Convidando-a para entrar, o fazendeiro pediu licença aos escravos para levá-la para dentro de sua casa.
Mas os mesmos estavam reticentes.
Contudo o impasse foi resolvido quando uma das escravas sugeriu aos seus companheiros que concordassem, desde que dois deles entrassem juntos na casa, devidamente armados.
Ataúfo aquiesceu, concordando.
E ao entrarem na casa, os escravos guardaram uma certa distância dos dois. Porém, não estavam longe o suficiente para atirarem se fosse o caso.
Nisso, Ataúfo relatou detalhes dos anos de matrimônio com Rosália à moça. Contou-lhe que o casamento ía mal nos últimos anos da vida de Rosália. Tanto que ambos arrumaram amantes e tiveram filhos fora do casamento.
Com isso o fazendeiro contou detalhes da vida da esposa, seus últimos momentos, e seu desespero para salvar Thereza.
Contou tudo, não omitiu nenhum detalhe.
Thereza ouviu tudo calada.
Porém ao ouvir cada uma das palavras do fazendeiro, ficava mais e mais desalentada.
Contudo, ao ouvir o que Ataúfo queria lhe contar, descobriu que sua mãe queria que a criança vivesse, pouco se importando com que iria acontecer a ela. Isso a fez se interessar pela mãe, tanto que pediu para ver seu túmulo.
Ataúfo então, compadecido do sofrimento de Thereza, resolveu atender ao seu pedido.
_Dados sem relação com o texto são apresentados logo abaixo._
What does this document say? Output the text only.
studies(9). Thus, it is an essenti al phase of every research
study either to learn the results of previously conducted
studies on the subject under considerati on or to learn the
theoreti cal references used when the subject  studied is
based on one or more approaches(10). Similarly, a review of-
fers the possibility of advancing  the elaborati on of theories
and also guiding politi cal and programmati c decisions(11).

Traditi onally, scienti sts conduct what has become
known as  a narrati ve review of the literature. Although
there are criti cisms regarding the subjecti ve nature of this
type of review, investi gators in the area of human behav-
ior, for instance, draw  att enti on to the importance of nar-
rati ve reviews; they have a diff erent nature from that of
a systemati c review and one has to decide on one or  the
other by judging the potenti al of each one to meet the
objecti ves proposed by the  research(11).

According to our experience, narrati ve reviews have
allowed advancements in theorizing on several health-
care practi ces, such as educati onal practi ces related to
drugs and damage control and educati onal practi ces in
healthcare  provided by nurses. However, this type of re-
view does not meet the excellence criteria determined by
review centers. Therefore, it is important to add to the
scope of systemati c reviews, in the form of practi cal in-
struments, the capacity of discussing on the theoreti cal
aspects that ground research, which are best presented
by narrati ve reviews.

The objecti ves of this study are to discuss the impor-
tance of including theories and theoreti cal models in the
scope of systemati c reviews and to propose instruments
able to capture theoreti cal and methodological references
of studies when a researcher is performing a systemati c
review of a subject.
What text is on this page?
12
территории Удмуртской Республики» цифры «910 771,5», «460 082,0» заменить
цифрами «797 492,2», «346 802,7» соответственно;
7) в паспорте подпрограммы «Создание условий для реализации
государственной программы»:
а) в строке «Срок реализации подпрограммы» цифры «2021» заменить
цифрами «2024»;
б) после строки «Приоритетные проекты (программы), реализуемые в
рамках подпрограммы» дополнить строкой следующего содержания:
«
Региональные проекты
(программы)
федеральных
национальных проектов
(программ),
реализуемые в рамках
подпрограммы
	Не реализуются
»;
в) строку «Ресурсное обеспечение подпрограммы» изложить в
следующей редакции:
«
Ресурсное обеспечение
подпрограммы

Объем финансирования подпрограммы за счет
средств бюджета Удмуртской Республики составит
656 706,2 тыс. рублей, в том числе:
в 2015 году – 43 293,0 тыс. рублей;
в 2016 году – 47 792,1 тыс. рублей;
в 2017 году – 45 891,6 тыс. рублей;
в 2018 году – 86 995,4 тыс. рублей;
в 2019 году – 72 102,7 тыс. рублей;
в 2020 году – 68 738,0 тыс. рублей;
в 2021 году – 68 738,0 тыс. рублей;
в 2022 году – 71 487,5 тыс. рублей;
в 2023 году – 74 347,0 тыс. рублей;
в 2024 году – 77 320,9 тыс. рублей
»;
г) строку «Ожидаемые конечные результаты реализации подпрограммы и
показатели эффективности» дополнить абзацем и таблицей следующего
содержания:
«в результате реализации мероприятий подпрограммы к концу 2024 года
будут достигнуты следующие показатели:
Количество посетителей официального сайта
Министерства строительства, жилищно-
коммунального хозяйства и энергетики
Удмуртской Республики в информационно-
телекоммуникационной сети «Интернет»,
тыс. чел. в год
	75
E assim a levou até perto do bosque onde sua mãe estava enterrada.
Acompanhando-a, estavam seus pais de criação, que faziam questão de segui-la em todos os seus passos.
Entristecidos com o sofrimento da filha, queriam confortá-la, consolá-la.
Mas infelizmente, neste momento nada podiam fazer. Porém, não queriam deixá-la só.
Thereza então, ao ver a cruz no túmulo, percebeu que a mãe havia sido ali enterrada para que ninguém descobrisse onde estava.
Contudo, apesar das circunstâncias, aproveitou todos os minutos em que esteve defronte a seu túmulo, para rezar, e conversar um pouco com ela. A se ver diante da última morada de sua mãe passou a conversar com ela, como se a mesma estivesse ali presente.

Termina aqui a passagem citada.